Steven Selde is the ASC Association’s (ASCA) assistant regulatory counsel. In this position he assists with ASCA’s regulatory and legislative activities and outreach with an emphasis on health IT related issues, and serves as a liaison for the ASC industry to federal agencies and U.S. Congress. He can be reached at email@example.com.
Q: Is the Medicare Access and CHIP Reauthorization Act of 2015 (MACRA) likely to bring ASCs closer to having their own EHR certification standards?
Steven Selde: MACRA creates an opportunity for the Centers for Medicare & Medicaid Services (CMS) to modify certain aspects of EHR certification standards, and to further explore comments received in response to a published request for information (RFI) regarding current certification and reporting requirements. ASCA’s comment in response to the RFI provided certification criteria for an ASC-specific certified electronic health record technology (CEHRT), highlighted compliance issues the current Meaningful Use Program imposes on ASCs, and requested an outpatient surgical facility measure classification to enable comparisons across outpatient surgical settings.
EHR will play an important role in MACRA’s two tracks: the Merit-Based Incentive Payment System (MIPS) and alternative payment models (APMs). Additionally, this review process may prove to be an avenue for CMS to revisit the lack of an ASC-specific EHR and address the issues that many professionals that practice in ASCs face.
Q: What do you see as the value of ASCs having their own certification standards?
SS: Trends in healthcare such as MACRA indicate that the ability to communicate patient data across sites of service is becoming more critical.

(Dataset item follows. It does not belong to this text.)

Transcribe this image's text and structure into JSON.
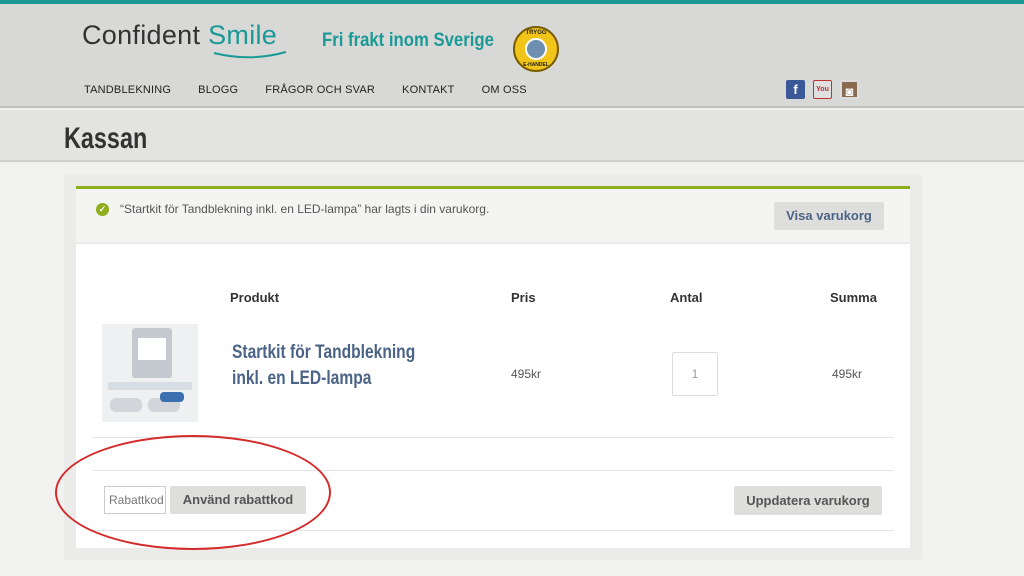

As data integration becomes more commonplace, ASCs with CEHRT will be much better suited to deliver high-quality care to their patient populations. Given the move towards electronically sharing data, ASCA feels it is important for the ASC community to develop its own EHR criteria rather than relying on the government or another entity to develop the criteria.
In addition, quality measures for hospitals and eligible professionals (EPs) do not provide pertinent data for ASCs to improve their quality of care, warranting specific ASC standards. Furthermore, current meaningful use penalties incentivize providers to deliver care in hospital outpatient departments rather than ASCs, even though ASCs are the clinically appropriate care setting. ASC-specific CEHRT would help curb this by encouraging EPs to perform appropriate procedures in the ASC.
Additionally, measures from an ASC-specific CEHRT could be used to develop an outpatient surgical facility measure classification and provide much needed comparisons between the two settings of care.
Q: Is there anything new to report concerning the Electronic Health Fairness Act?
SS: The Electronic Health Fairness Act has received tremendous support in the House of Representatives and Senate during this legislative session, with both the House and Senate proposing versions of the bill. The House version was incorporated into a smaller legislative package that the House ultimately passed, and the Senate passed its own standalone version.
The Electronic Health Fairness Act was not in a small package of Medicare-related legislation that Congress passed in December 2015, but the activity around the bill increased our legislation’s profile on Capitol Hill as well as with other stakeholders. ASCA continues to work towards passing the Electronic Health Fairness Act in this next legislative session. ASCs can advocate for their Representatives to support this legislation, or ask their senator to introduce similar legislation, by sending an email through ASCA’s Action Center at www.ascassociation.org/takeaction.